My body is constantly in pain. i know i should be eating better, and exercising, but again, where is the time? i want to buy a longboard and a ski pass this winter: more money that i will have to work for. i feel like i'm selling my soul just to get by. Here i am, a capitalist through and through, and i hate corporate for being so single-mindedly focused on making money that they forget that what's most important is a satisfied customer. i don't get lunch/dinner, i don't get a potty break, i don't get a break at all, and they try to pin drive offs on me (but won't make all the pumps prepay), try to make me work less hours while doing more than humanly possible, cheat me out of money i didn't steal, and won't fix the receipt printers, videocameras, car wash, etc. The whole station needs to be remodeled. We need more than one employee on duty at once. i need this job so much that i have to be willing to put up with anything.

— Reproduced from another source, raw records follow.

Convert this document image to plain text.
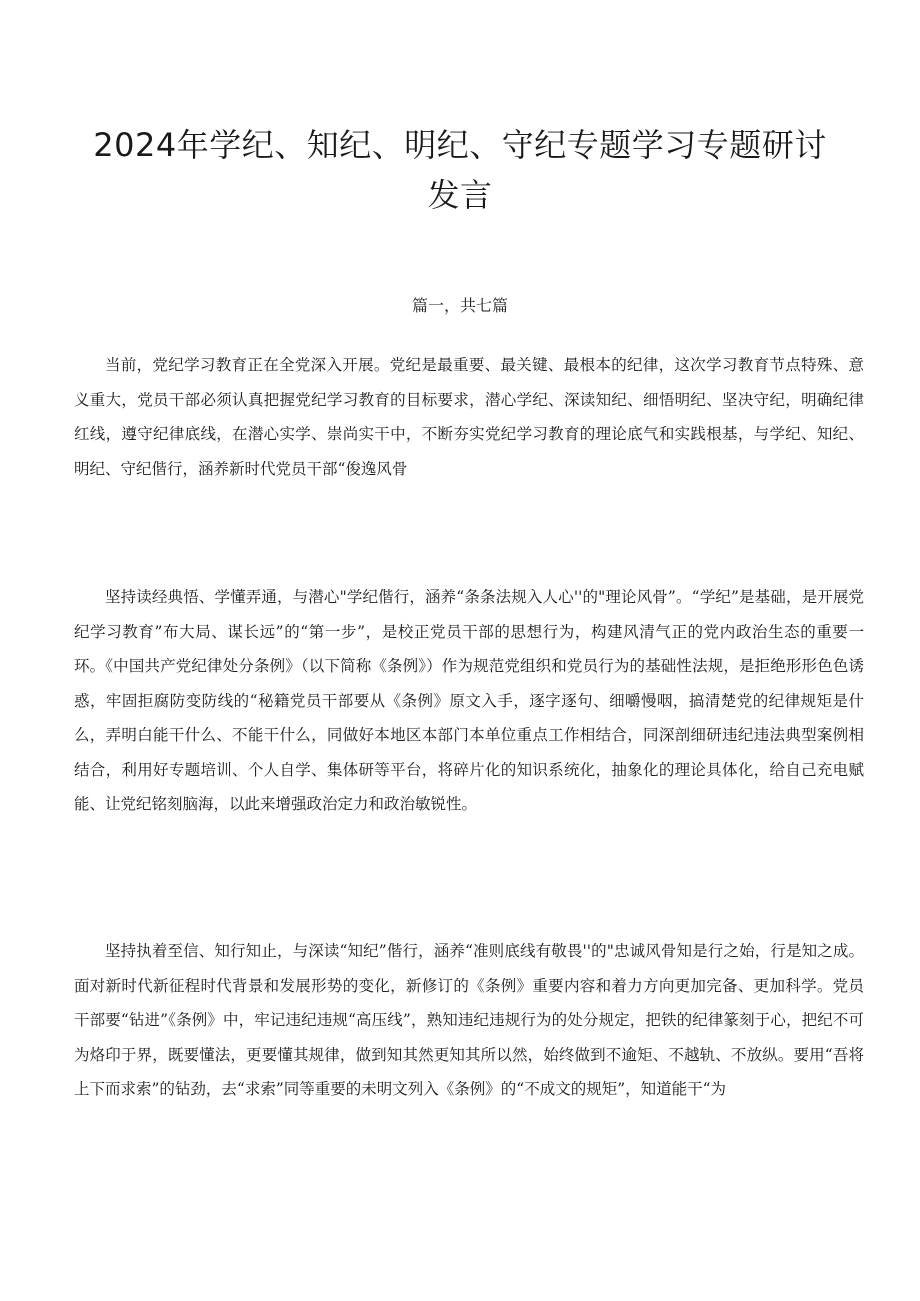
2024年学纪、知纪、明纪、守纪专题学习专题研讨
发言

篇一，共七篇

当前，党纪学习教育正在全党深入开展。党纪是最重要、最关键、最根本的纪律，这次学习教育节点特殊、意义重大，党员干部必须认真把握党纪学习教育的目标要求，潜心学纪、深读知纪、细悟明纪、坚决守纪，明确纪律红线，遵守纪律底线，在潜心实学、崇尚实干中，不断夯实党纪学习教育的理论底气和实践根基，与学纪、知纪、明纪、守纪偕行，涵养新时代党员干部“俊逸风骨

坚持读经典悟、学懂弄通，与潜心"学纪偕行，涵养“条条法规入人心''的"理论风骨”。“学纪”是基础，是开展党纪学习教育”布大局、谋长远”的“第一步”，是校正党员干部的思想行为，构建风清气正的党内政治生态的重要一环。《中国共产党纪律处分条例》（以下简称《条例》）作为规范党组织和党员行为的基础性法规，是拒绝形形色色诱惑，牢固拒腐防变防线的“秘籍党员干部要从《条例》原文入手，逐字逐句、细嚼慢咽，搞清楚党的纪律规矩是什么，弄明白能干什么、不能干什么，同做好本地区本部门本单位重点工作相结合，同深剖细研违纪违法典型案例相结合，利用好专题培训、个人自学、集体研等平台，将碎片化的知识系统化，抽象化的理论具体化，给自己充电赋能、让党纪铭刻脑海，以此来增强政治定力和政治敏锐性。

坚持执着至信、知行知止，与深读“知纪”偕行，涵养“准则底线有敬畏''的"忠诚风骨知是行之始，行是知之成。面对新时代新征程时代背景和发展形势的变化，新修订的《条例》重要内容和着力方向更加完备、更加科学。党员干部要“钻进”《条例》中，牢记违纪违规“高压线”，熟知违纪违规行为的处分规定，把铁的纪律篆刻于心，把纪不可为烙印于界，既要懂法，更要懂其规律，做到知其然更知其所以然，始终做到不逾矩、不越轨、不放纵。要用“吾将上下而求索”的钻劲，去“求索”同等重要的未明文列入《条例》的“不成文的规矩”，知道能干“为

How do i take my life out of fastforward? Sometimes i have wished that i could be like Forrest Gump and jog crosscountry on a whim. "I just felt like running." But i wouldn't be able to get one block without running out of oxygen or getting a cramp. i don't want to get sucked into the "must have more than the Jones'" mentality but i can't even support myself and there's so much i want. i want to travel the world. i want to own hundreds of beloved dvds and cds and write about why they have changed my life. Why do i have to be such a foolish dreamer? But i can't change who i am no matter how hard i try and no matter how many times i put my hope in God nothing changes. Life keeps passing me by on fastforward, a life i don't want, can't control, can't change. i want to rewind and start over, i want to wake up from a dream and realize that i'm still in high school, thin enough to run around the softball field and not get out of breath, naive enough to know that anything is possible. No matter how hard i try nothing will ever be enough to get me through this darkness; i've always known this. i still try: i don't know what else i can do. But i am nothing, God is everything. It goes back to Coach Carter again, my greatest fear is that i will fail.

i have so much more to say but no words to put them into. Words are never enough, no matter how much i struggle to put pain into prose. The one thing that should never have to be said is this: no matter how bad things get or what i have to go through, He still has all of me.